Fibonacci, Reading The Retracements

I know, I know, all of you who have read my previous posts are thinking, “didn’t he say that Fib’s are not signals?” It’s true, I have and it is correct. Just because price action has reached your Fibonacci Retracement level it does not signal an entry. You must wait for a signal/confirmation from other indicators before entering a position as price could break and pass the retracement as easily as it can bounce from it. The signals I am referring to are a little more advance than that and are concerned with which retracement level is in question and what price action does after the signal is confirmed. It is possible to create a short to long term target based on these two criteria. Before moving on the individual levels I want to start with levels in general. As I have said many times, a level in and of itself is not a signal but a target level where a signal may form. Once that signal forms you can make at least two predictions. Which direction prices are going and what the next target level will be.

This is how it works. Once price action has reached or come close to a Fib level it will form either a reversal or a continuation signal. If a reversal, bottoming or other signal of support develops you can be sure that prices will reverse from that point, at least in the near to short term. If a continuation signal or other sign of momentum or strength (either bullish or bearish depending on direction) forms, with a confirmation, you can be sure that prices will continue on in the direction they have been moving. In either case the next target will be the next Fib level. In the case of a bounce it will be the previous level, in the case of a break it will be the next level past the break. As a rule of thumb, either type of signal can form on either side of the retracement level, which is why confirmations are so important. In my example I use a chart of daily prices for my targets, to gain entry I would move down to a chart of hourly or 30 minutes for confirmation.

Rules For Fibonacci Retracement Levels

Where do you start? First, you must choose a place to use the Fib tool. I have chosen a chart of the EUR/CHF, an asset I never trade. Fibonacci’s measure a retracement, or reversal, of price so the best place to use the tool is in a trending market. Start at the bottom of a rally or the top of a decline and draw the tool from the starting point to the next highest/lowest peak/trough. After that it is time to start watching for signals. The 7 Fibonacci Retracement levels are 0%,23.6%, 38.2%, 50%, 61.8%, 78.6% and 100%. 0% is no retracement of the movement, 100% is a full retracement of the move. My signals are focused on the middle 5 levels.

The 23.6% Retracement – This is the first level. If prices retreat to this level and bounce, it is more likely for the underlying to trend than it is to reverse. If prices break this level then the underlying trend may consolidate around that level or reverse course altogether but a consolidation is more likely.

The 38.2% Retracement – This is the second level. If prices have broken the first level this is your next target. At this level if prices bounce then it is more likely that a near to short term consolidation is in play than a major reversal. Prices may hover here or bounce back to the 23.6% level. If prices break this level a deeper correction, but not necessarily a reversal, is in play.

euro chg fib level rules

The 50% Retracement – This is the third line and where things can really start to get interesting. As before, if prices break the 38.2% line then the 50% retracement becomes your target. If prices bounce from this level there is a good chance that they will return to retest support at or near the previous low/high that the Fibonacci Retracement is based on, or the 0% line. If, however, prices break the 50% line then all of a sudden a full 100% retracement becomes a possibility. A break of this line indicates an underlying strength/weakness in the market, depending on which direction the retracement is moving.

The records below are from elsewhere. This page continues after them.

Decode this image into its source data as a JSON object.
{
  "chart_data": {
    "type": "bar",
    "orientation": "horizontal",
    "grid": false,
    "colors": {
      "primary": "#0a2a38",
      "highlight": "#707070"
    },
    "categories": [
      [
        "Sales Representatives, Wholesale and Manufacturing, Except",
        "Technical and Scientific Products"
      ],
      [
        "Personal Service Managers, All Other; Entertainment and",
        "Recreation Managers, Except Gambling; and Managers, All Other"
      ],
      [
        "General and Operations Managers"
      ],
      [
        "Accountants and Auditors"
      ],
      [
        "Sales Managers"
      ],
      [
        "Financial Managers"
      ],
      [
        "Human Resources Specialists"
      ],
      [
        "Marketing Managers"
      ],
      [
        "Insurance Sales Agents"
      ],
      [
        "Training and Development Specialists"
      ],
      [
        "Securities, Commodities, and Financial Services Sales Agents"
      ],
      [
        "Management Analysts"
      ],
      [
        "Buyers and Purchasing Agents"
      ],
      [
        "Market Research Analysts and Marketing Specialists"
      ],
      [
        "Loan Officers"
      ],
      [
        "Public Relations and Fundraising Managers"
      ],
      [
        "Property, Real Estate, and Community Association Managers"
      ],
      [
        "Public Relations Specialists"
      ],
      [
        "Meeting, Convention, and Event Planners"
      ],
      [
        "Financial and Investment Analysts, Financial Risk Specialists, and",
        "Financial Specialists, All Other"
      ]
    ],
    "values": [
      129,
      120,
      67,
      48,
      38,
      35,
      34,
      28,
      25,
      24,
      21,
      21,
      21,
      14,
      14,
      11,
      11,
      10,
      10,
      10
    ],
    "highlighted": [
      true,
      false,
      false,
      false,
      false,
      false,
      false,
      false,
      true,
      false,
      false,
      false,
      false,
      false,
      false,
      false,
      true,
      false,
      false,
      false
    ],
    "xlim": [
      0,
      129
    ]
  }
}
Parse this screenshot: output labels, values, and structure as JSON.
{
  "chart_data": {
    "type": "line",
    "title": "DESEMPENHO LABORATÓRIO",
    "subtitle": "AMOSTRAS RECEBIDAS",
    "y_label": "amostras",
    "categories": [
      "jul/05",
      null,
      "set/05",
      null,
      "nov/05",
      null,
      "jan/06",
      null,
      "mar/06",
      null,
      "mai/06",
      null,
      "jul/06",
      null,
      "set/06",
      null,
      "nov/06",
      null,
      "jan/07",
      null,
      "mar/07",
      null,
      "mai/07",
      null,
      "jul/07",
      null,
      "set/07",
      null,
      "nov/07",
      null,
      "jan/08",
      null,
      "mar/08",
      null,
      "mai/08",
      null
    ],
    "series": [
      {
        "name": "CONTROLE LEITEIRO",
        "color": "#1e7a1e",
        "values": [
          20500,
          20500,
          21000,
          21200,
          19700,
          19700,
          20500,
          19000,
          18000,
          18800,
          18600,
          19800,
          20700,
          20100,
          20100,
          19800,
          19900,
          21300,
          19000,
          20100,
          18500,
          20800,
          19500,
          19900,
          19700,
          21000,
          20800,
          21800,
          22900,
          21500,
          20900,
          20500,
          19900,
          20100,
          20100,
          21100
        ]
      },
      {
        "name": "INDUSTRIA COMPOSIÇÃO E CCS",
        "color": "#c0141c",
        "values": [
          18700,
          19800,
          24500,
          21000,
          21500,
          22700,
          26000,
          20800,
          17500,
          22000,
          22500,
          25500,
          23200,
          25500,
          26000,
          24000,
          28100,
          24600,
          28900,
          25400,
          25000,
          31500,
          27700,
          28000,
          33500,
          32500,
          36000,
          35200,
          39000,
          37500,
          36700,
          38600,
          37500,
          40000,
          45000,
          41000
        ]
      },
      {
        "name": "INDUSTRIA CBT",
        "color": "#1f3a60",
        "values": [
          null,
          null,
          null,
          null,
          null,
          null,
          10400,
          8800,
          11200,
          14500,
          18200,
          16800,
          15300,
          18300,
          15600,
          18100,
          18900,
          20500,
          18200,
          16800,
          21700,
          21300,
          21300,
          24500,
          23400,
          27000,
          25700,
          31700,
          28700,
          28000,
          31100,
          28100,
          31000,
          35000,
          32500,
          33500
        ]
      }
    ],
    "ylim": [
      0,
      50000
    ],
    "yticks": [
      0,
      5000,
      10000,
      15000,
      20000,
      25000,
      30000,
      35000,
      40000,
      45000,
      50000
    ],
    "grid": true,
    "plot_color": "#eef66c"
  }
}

The 61.8% Retracement – This is the fourth level of retracement. If price breaks the 50% level this is the next target and may be reached very quickly as momentum traders get on board. Once prices reach here the underlying trend is broken and over. Prices may consolidate along this level, move higher and retest the 50% level or continue on to the next level and possible full retracement.

The 78.6% Level – This is the fifth and final level, not counting the full 100% retracement. If prices break the 61.8% level this is your target, and like the previous level, prices may reach this level with a quickness. This level can often become support/resistance in a longer term sense once prices reach it. A bounce from this level will usually mean a longer term consolidation while a break of it will lead to the next target, the 100% retracement.